A fome é uma realidade no Brasil. E este fato não pode ser negado. Ela é o flagelo de uma multidão de brasileiros. Mas, no Brasil, não falta alimento. A cada ano, o País bete recordes de produção, dentre os quais, milho, soja, trigo, de cana de açúcar, de carne etc. O que então nos falta? Falta-nos converter-nos ao Evangelho, olhar com sinceridade as necessidades do outro, aprender a repartir para que ninguém fique com fome, edificar aqui o Reino de Deus que buscamos e que se realizará em plenitude na eternidade.

Viver com fome, a ponto de perder a própria dignidade, arrastar-se pela rua, revirar o lixo e morrer de fome não é algo natural ou desejado por Deus.
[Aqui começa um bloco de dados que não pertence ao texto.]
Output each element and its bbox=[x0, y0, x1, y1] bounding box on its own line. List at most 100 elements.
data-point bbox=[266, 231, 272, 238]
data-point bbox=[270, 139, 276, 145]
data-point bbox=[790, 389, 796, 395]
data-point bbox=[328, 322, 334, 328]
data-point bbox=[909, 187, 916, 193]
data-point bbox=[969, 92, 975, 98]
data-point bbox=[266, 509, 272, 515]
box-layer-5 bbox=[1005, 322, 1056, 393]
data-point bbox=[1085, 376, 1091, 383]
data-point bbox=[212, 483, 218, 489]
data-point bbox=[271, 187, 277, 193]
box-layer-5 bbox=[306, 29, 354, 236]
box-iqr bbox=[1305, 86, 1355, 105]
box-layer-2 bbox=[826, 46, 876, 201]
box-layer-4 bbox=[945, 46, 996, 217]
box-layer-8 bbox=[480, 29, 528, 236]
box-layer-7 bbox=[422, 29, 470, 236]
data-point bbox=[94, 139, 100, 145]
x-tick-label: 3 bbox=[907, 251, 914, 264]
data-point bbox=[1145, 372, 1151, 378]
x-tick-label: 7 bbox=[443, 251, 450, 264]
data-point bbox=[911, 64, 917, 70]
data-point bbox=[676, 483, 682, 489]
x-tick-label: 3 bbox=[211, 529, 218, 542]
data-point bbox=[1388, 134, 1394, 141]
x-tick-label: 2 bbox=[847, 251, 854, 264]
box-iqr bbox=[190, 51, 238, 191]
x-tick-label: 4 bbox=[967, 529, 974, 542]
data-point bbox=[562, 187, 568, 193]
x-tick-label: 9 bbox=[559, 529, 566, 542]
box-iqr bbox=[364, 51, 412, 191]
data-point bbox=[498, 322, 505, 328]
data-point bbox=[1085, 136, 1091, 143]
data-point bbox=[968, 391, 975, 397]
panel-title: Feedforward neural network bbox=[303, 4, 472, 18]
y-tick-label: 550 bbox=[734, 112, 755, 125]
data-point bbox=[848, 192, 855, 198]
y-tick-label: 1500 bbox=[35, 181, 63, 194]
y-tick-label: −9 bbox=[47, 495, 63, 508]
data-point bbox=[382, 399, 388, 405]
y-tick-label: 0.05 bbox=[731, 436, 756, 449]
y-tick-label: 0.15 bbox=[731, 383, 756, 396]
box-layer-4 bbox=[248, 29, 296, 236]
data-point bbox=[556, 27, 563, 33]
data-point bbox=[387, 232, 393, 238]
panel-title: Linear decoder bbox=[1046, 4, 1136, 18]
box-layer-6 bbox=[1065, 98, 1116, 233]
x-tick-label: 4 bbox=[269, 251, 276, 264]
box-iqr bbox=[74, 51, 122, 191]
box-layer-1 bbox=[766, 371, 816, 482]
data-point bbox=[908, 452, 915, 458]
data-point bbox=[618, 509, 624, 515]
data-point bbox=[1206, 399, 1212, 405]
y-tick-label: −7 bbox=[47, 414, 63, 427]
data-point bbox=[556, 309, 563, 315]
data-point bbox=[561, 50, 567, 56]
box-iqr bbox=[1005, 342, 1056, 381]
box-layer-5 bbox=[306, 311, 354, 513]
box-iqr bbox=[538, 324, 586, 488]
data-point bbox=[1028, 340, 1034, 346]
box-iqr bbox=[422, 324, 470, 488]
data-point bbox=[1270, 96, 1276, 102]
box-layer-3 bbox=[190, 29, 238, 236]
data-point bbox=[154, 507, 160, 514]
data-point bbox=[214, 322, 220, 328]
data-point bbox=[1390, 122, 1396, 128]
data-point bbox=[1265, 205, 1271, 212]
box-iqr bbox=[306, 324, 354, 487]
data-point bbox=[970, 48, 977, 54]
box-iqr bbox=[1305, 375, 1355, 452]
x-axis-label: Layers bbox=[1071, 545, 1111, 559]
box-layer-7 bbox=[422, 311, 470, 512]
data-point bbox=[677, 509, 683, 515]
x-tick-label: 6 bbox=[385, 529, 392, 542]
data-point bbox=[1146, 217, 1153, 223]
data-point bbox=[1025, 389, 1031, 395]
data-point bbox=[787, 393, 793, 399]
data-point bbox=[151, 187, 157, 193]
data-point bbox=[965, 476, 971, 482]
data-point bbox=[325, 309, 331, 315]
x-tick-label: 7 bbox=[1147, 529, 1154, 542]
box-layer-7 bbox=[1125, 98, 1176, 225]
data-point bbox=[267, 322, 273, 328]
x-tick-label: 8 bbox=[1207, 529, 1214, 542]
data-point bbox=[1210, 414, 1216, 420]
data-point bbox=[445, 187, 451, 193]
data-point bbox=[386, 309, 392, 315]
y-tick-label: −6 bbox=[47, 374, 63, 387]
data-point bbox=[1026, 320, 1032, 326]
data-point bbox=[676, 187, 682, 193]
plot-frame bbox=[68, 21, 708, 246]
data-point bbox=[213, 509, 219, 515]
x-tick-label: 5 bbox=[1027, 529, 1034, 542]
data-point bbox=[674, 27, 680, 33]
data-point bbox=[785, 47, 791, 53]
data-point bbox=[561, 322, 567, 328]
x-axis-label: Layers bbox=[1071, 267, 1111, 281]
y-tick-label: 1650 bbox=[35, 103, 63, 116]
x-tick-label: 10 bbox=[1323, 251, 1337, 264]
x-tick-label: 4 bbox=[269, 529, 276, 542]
No Brasil, a fome não é simplesmente um problema ocasional, é um fenômeno social e coletivo, estrutural, produzido e reproduzido no curso ordinário da sociedade, que normatiza e naturaliza a desigualdade, é um projeto de manutenção da miséria em vista da perpetuação no poder. Já afirmava a nossa escritora Carolina Maria de Jesus: “quem inventou a fome são os que comem”.

A Fome não foi criada, mas radicalizada pela pandemia da COVID-19, que enfrentamos desde março de 2020 e que, com certeza, marcará todas as nações nesta década. A fome no Brasil é um escândalo! Um escândalo de proporções inimagináveis. Em nosso país, há 125,2 milhões de brasileiros que nunca sabem quando terão a próxima refeição. Tudo começa com um ato de ver. É preciso fazer como Jesus: ‘levantar os olhos e ver’ a realidade da fome no Brasil.